Permohonan Maaf dan Harapan
Di akhir sambutannya, Kapolda meminta maaf atas segala kekurangan yang mungkin terjadi selama masa kepemimpinannya. Ia juga memohon doa restu dari seluruh keluarga besar Polda Sulut agar diberikan kelancaran dan perlindungan dari Tuhan Yang Maha Kuasa dalam menjalankan tugas barunya di Mabes Polri.
Peralihan Jabatan
Seiring dengan promosi Kapolda Langie, Kapolri Jenderal Polisi Listyo Sigit Prabowo telah menunjuk Brigjen Pol Yudo Hermanto sebagai penggantinya di jabatan Kapolda Sulawesi Utara. Sebelumnya, Brigjen Pol Yudo menjabat sebagai Karopaminal Divpropam Polri.
Kapolda Roycke Harry Langie, yang kini menjabat sebagai Astamaops, menggantikan posisi yang sebelumnya ditempati oleh Komjen Pol Mohammad Fadil Imran. Perpindahan ini juga menyangkut proses mutasi Pati Stamaops Polri yang sedang memasuki masa pensiun.
Menjaga Kualitas dan Integritas
Perlu dicatat bahwa setiap perubahan dalam jajaran kepolisian harus diiringi dengan komitmen untuk menjaga kualitas dan integritas institusi. Brigjen Pol Yudo Hermanto diharapkan dapat meneruskan dan meningkatkan capaian yang telah diraih selama masa kepemimpinan Kapolda Langie.
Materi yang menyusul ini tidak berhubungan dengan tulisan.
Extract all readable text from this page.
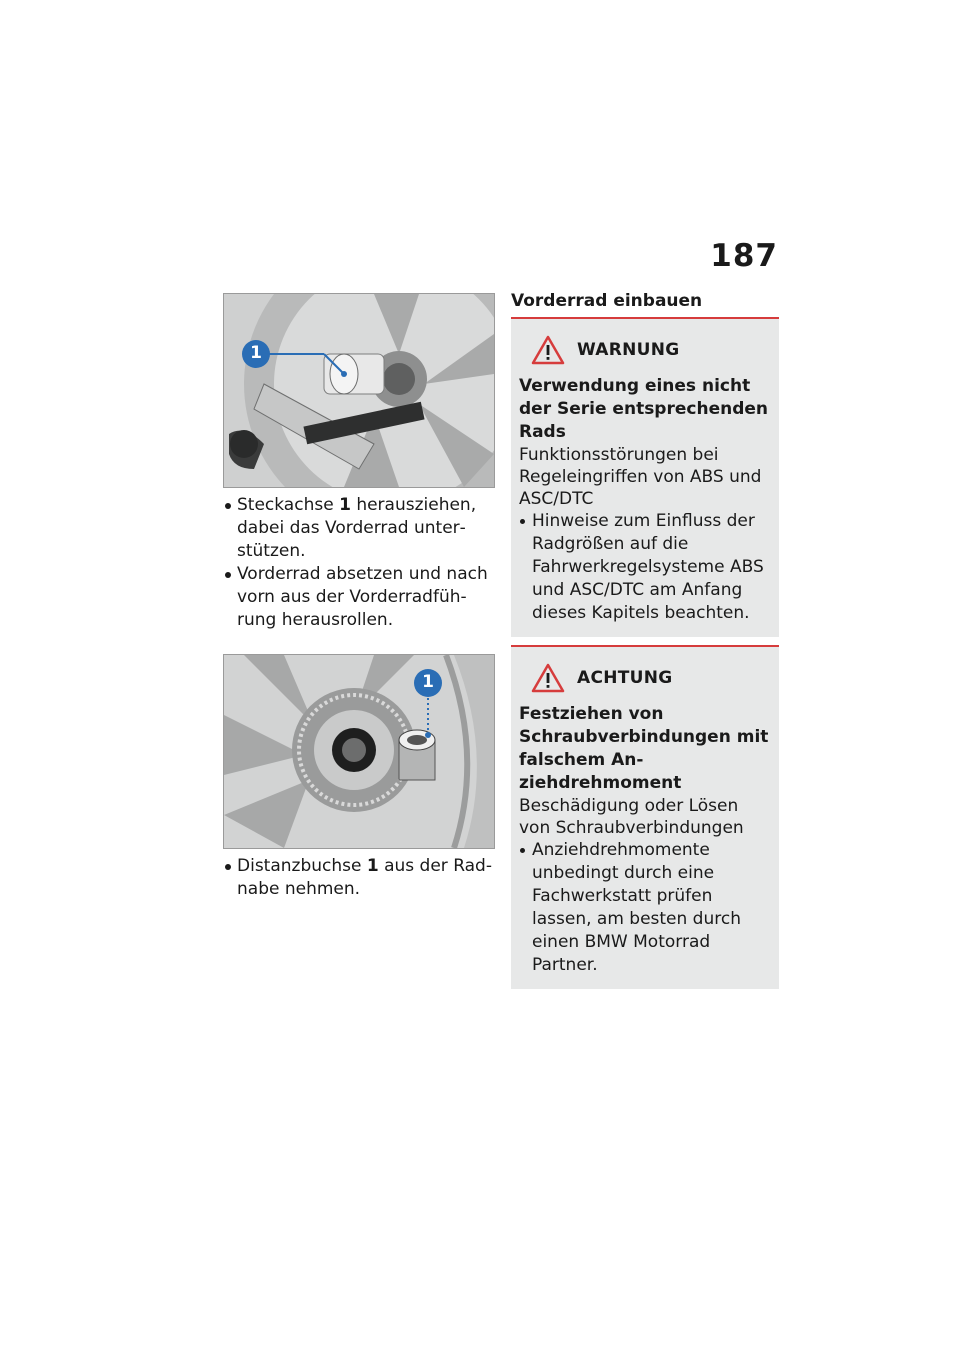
187
1
Steckachse 1 herausziehen, dabei das Vorderrad unterstützen.
Vorderrad absetzen und nach vorn aus der Vorderradführung herausrollen.
1
Distanzbuchse 1 aus der Radnabe nehmen.
Vorderrad einbauen
WARNUNG
Verwendung eines nicht der Serie entsprechenden Rads
Funktionsstörungen bei Regeleingriffen von ABS und ASC/DTC
Hinweise zum Einfluss der Radgrößen auf die Fahrwerkregelsysteme ABS und ASC/DTC am Anfang dieses Kapitels beachten.
ACHTUNG
Festziehen von Schraubverbindungen mit falschem Anziehdrehmoment
Beschädigung oder Lösen von Schraubverbindungen
Anziehdrehmomente unbedingt durch eine Fachwerkstatt prüfen lassen, am besten durch einen BMW Motorrad Partner.
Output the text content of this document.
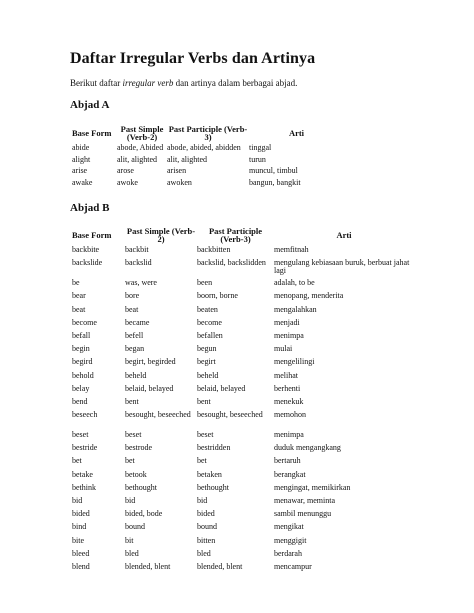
Daftar Irregular Verbs dan Artinya

Berikut daftar irregular verb dan artinya dalam berbagai abjad.

Abjad A
Base Form	Past Simple (Verb-2)	Past Participle (Verb-3)	Arti
abide	abode, Abided	abode, abided, abidden	tinggal
alight	alit, alighted	alit, alighted	turun
arise	arose	arisen	muncul, timbul
awake	awoke	awoken	bangun, bangkit
Abjad B
Base Form	Past Simple (Verb-2)	Past Participle (Verb-3)	Arti
backbite	backbit	backbitten	memfitnah
backslide	backslid	backslid, backslidden	mengulang kebiasaan buruk, berbuat jahat lagi
be	was, were	been	adalah, to be
bear	bore	boorn, borne	menopang, menderita
beat	beat	beaten	mengalahkan
become	became	become	menjadi
befall	befell	befallen	menimpa
begin	began	begun	mulai
begird	begirt, begirded	begirt	mengelilingi
behold	beheld	beheld	melihat
belay	belaid, belayed	belaid, belayed	berhenti
bend	bent	bent	menekuk
beseech	besought, beseeched	besought, beseeched	memohon
beset	beset	beset	menimpa
bestride	bestrode	bestridden	duduk mengangkang
bet	bet	bet	bertaruh
betake	betook	betaken	berangkat
bethink	bethought	bethought	mengingat, memikirkan
bid	bid	bid	menawar, meminta
bided	bided, bode	bided	sambil menunggu
bind	bound	bound	mengikat
bite	bit	bitten	menggigit
bleed	bled	bled	berdarah
blend	blended, blent	blended, blent	mencampur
- Komitmen terhadap pelayanan publik yang lebih baik.
- Peningkatan kerjasama antar instansi dalam menjaga keamanan.
- Penguatan program-program yang mendukung masyarakat.
- Peningkatan kesejahteraan anggota Polri.
- Pembangunan kepercayaan publik terhadap Polri.
Membangun Hubungan yang Solid
Kapolda baru, Brigjen Pol Yudo, diharapkan mampu membangun hubungan yang solid dengan seluruh jajaran dan masyarakat. Hal ini penting untuk mempertahankan kepercayaan dan kolaborasi yang telah terjalin.
Dengan latar belakang yang kuat dan pengalaman yang luas, Brigjen Yudo diharapkan dapat menghadapi tantangan yang ada dan membawa inovasi baru dalam kepemimpinan Polri di Sulut.
Peranan Strategis dalam Keamanan
Dalam menjalankan tugasnya, Brigjen Yudo perlu fokus pada peranan strategis Polri dalam menjaga keamanan dan ketertiban masyarakat. Ini mencakup berbagai aspek, mulai dari penanganan kriminalitas hingga perlindungan terhadap masyarakat yang lebih rentan.
Hal ini juga sejalan dengan visi Kapolri yang ingin menjadikan Polri sebagai institusi yang lebih responsif terhadap kebutuhan masyarakat. Dengan adanya sinergi yang baik antara Polda dan masyarakat, diharapkan dapat tercipta situasi yang aman dan kondusif.
Penguatan Program Kerja
Ke depan, penting bagi Polda Sulut untuk terus memperkuat program-program kerja yang telah ada. Ini termasuk inisiatif dalam memberantas kejahatan, terutama yang berkaitan dengan narkoba dan kejahatan terorganisir.
Polda juga perlu meningkatkan upaya dalam program-program sosial yang dapat memberikan manfaat langsung kepada masyarakat. Melalui pendekatan yang humanis, diharapkan hubungan antara Polri dan masyarakat dapat semakin erat.
Pelibatan Masyarakat dalam Keamanan
Salah satu cara yang efektif untuk meningkatkan keamanan adalah dengan melibatkan masyarakat secara aktif dalam program-program keamanan. Polri perlu menciptakan ruang bagi masyarakat untuk berpartisipasi, baik dalam pengawasan maupun dalam memberikan informasi yang berkaitan dengan keamanan.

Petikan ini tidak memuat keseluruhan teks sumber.